慰安婦問題はサハリン訴訟から始まった

池田 信夫

慰安婦問題をめぐる日韓合意について、韓国外務省は「8月中に日本政府は10億円を支払う。慰安婦像の撤去は民間の問題だ」と語った。これでは日本が金を払うだけで、慰安婦像は撤去されない。これは韓国の「これで決着する」という約束を信じて1993年に出した河野談話と同じだ。

ここまでこじれた慰安婦問題の原点が、高木健一弁護士などの起こしたサハリン残留韓国人訴訟である。この動画で被害者の新井さんが語っているように、高木は彼らを救済すると称して日本政府に「戦後補償」を要求し、おかげで韓国人4万人の帰国交渉は長期化し、彼らは80年代までサハリンに抑留された。もちろん高木の訴訟はすべて敗訴した。

それよりも重大なのは高木を中心とする弁護団が、「慰安婦の強制連行」なるフィクションを作り上げ、その「証人」として1982年に吉田清治を法廷に出したことだ。このとき弁護団の筋書き通りに「慰安婦狩り」を証言した吉田は、その後も同じ嘘を繰り返し、それが朝日新聞などに報道されて、事実無根の「性奴隷」騒動が始まったのだ。

そもそも植民地に対して旧宗主国が謝罪や賠償をしたことはなく、1965年の日韓基本条約も5億ドルの「経済協力金」を払っただけで、韓国は「今後すべての請求権を放棄する」と明記している。この経済協力金は政府間の資金供与で使途は限定されていないので、朴槿恵政権が個人補償すべきだと考えるなら、韓国政府が自国民に対して払えばよい。

これに対して「個人の賠償請求権は日韓条約で消滅していない」というのが、高木の主張だった。彼らはサハリン訴訟で吉田清治に「慰安婦狩り」の証言をさせ、その後も彼の証言を慰安婦訴訟で根拠にして同様の要求を繰り返し、村山政権は33億円の和解金を払った。

この背景には、北朝鮮の日韓分断工作がある。1990年に金丸信と金日成との会談で「1兆円の戦後補償」の密約がかわされたが、外務省が拒否した。
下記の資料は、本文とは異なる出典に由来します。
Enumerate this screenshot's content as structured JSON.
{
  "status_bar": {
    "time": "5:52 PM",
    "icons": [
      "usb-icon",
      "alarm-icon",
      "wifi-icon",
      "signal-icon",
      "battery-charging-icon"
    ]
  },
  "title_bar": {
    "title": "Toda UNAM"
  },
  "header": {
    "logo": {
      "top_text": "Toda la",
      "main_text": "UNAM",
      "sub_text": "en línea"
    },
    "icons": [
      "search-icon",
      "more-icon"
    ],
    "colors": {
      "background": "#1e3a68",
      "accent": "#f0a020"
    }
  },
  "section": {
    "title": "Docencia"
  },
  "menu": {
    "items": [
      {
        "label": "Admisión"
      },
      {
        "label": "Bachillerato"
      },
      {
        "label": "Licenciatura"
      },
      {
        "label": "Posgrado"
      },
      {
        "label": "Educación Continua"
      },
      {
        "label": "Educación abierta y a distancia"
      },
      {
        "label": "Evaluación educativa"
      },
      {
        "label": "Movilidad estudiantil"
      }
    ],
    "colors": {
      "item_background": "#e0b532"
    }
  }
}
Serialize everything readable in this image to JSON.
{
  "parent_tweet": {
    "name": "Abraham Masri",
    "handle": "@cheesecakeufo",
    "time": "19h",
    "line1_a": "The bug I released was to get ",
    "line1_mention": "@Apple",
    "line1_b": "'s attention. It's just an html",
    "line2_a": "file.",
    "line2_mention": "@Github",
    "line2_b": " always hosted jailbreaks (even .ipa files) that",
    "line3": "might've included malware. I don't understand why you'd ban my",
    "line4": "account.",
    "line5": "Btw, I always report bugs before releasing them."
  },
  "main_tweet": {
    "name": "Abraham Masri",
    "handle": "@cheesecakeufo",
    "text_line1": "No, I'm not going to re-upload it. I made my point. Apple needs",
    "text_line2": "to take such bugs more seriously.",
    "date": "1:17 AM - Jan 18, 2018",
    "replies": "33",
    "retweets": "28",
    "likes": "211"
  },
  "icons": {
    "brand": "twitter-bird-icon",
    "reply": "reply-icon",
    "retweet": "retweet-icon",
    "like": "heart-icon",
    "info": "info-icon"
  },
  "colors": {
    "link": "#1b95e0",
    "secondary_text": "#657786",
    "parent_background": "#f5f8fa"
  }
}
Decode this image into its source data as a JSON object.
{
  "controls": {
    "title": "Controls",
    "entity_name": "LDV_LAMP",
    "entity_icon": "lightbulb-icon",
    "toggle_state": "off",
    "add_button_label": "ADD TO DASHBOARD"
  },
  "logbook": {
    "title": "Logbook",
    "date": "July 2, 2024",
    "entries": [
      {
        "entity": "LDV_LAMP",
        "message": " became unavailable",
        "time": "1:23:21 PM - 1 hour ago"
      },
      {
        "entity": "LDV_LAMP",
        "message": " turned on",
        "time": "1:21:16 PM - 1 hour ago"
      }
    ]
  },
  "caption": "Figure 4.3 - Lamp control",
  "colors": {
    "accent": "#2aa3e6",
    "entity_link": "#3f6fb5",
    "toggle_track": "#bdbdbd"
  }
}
しかし北朝鮮は日韓の紛争をあおって補償を引き出そうとし、これに呼応して社会党や高木や福島瑞穂などは「戦後補償」の要求を続けた。そして1991年から、朝日新聞の慰安婦キャンペーンが始まったのだ。

したがって今回の曖昧な「日韓合意」で問題は解決しない。「最終的かつ不可逆的に」解決する条件は、韓国が「強制連行」の嘘を認め、慰安婦像をすべて撤去させることだ。それなしで日本政府は1円も補償金を出してはならない。